Art.2. In artikel 8, § 1, tweede lid, van hetzelfde besluit, vervangen bij het koninklijk besluit van 20 december 2012, worden de volgende wijzigingen aangebracht :
1° de woorden "13,54 EUR" worden vervangen door de woorden "13,04 EUR";
2° de woorden "8,50 EUR" worden vervangen door de woorden "9 EUR";
3° de woorden "12,54 EUR" worden vervangen door de woorden "12,04 EUR";
4° de woorden "9,50 EUR" worden vervangen door de woorden "10 EUR".
Art.3. Artikel 11ter van hetzelfde besluit, vervangen bij het koninklijk besluit van 3 augustus 2012, wordt vervangen als volgt :
"In afwijking van artikel 8 is het bedrag van de tegemoetkoming gelijk aan 13,54 EUR voor elke geldige bestelling van een dienstencheque die vóór 1 januari 2014 is betaald door de gebruiker en waarvan de aanschafprijs 8,50 EUR bedraagt. De datum van betaling is de datum waarop de rekening van het uitgiftebedrijf gecrediteerd werd.

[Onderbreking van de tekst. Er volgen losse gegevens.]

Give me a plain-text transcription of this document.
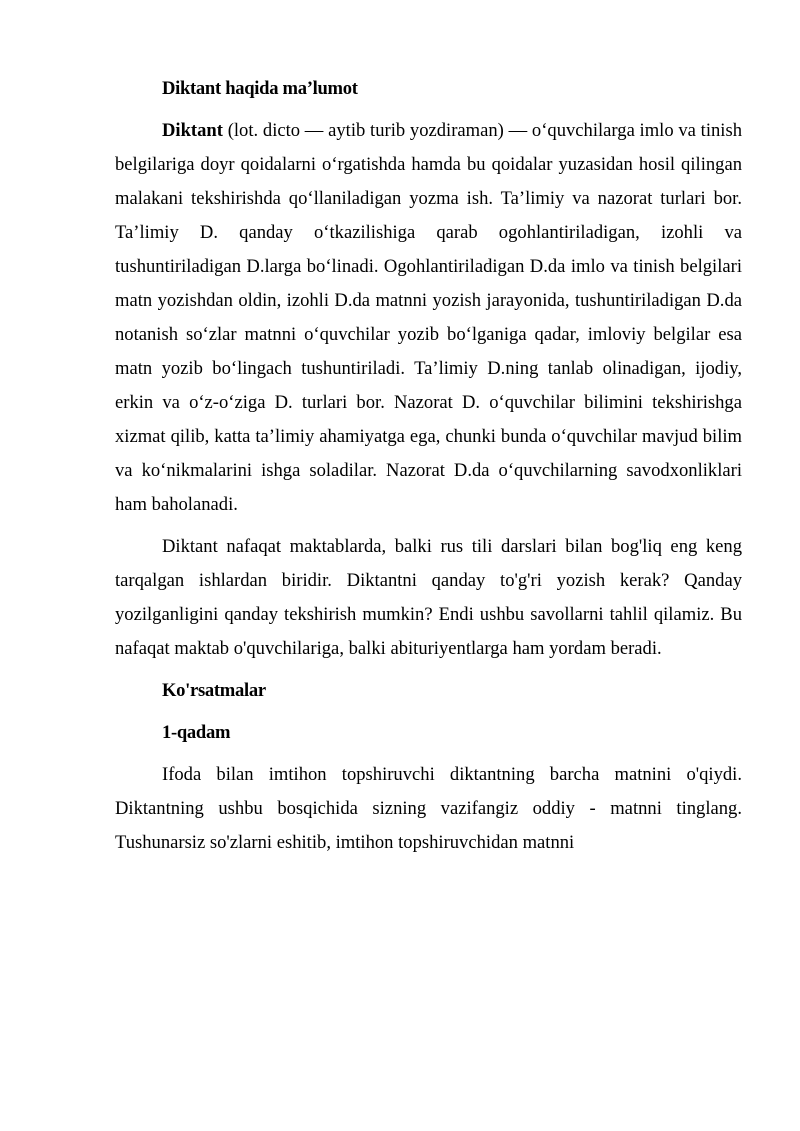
Diktant haqida ma’lumot

Diktant (lot. dicto — aytib turib yozdiraman) — o‘quvchilarga imlo va tinish belgilariga doyr qoidalarni o‘rgatishda hamda bu qoidalar yuzasidan hosil qilingan malakani tekshirishda qo‘llaniladigan yozma ish. Ta’limiy va nazorat turlari bor. Ta’limiy D. qanday o‘tkazilishiga qarab ogohlantiriladigan, izohli va tushuntiriladigan D.larga bo‘linadi. Ogohlantiriladigan D.da imlo va tinish belgilari matn yozishdan oldin, izohli D.da matnni yozish jarayonida, tushuntiriladigan D.da notanish so‘zlar matnni o‘quvchilar yozib bo‘lganiga qadar, imloviy belgilar esa matn yozib bo‘lingach tushuntiriladi. Ta’limiy D.ning tanlab olinadigan, ijodiy, erkin va o‘z-o‘ziga D. turlari bor. Nazorat D. o‘quvchilar bilimini tekshirishga xizmat qilib, katta ta’limiy ahamiyatga ega, chunki bunda o‘quvchilar mavjud bilim va ko‘nikmalarini ishga soladilar. Nazorat D.da o‘quvchilarning savodxonliklari ham baholanadi.

Diktant nafaqat maktablarda, balki rus tili darslari bilan bog'liq eng keng tarqalgan ishlardan biridir. Diktantni qanday to'g'ri yozish kerak? Qanday yozilganligini qanday tekshirish mumkin? Endi ushbu savollarni tahlil qilamiz. Bu nafaqat maktab o'quvchilariga, balki abituriyentlarga ham yordam beradi.

Ko'rsatmalar

1-qadam

Ifoda bilan imtihon topshiruvchi diktantning barcha matnini o'qiydi. Diktantning ushbu bosqichida sizning vazifangiz oddiy - matnni tinglang. Tushunarsiz so'zlarni eshitib, imtihon topshiruvchidan matnni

In afwijking van artikel 8 is het bedrag van de tegemoetkoming gelijk aan 12,54 EUR voor elke geldige bestelling van een dienstencheque die vóór 1 januari 2014 is betaald door de gebruiker en waarvan de aanschafprijs 9,50 EUR bedraagt. De datum van betaling is de datum waarop de rekening van het uitgiftebedrijf gecrediteerd werd.
In afwijking van artikel 3, § 2, eerste lid, heeft de dienstencheque die aangekocht wordt vanaf 1 september 2013 tot en met 31 december 2013 een geldigheidsduur tot en met 30 april 2014.
In afwijking van artikel 7, eerste lid, maakt de erkende onderneming de dienstencheques bedoeld in het vorige lid over aan het uitgiftebedrijf vóór 1 juni 2014.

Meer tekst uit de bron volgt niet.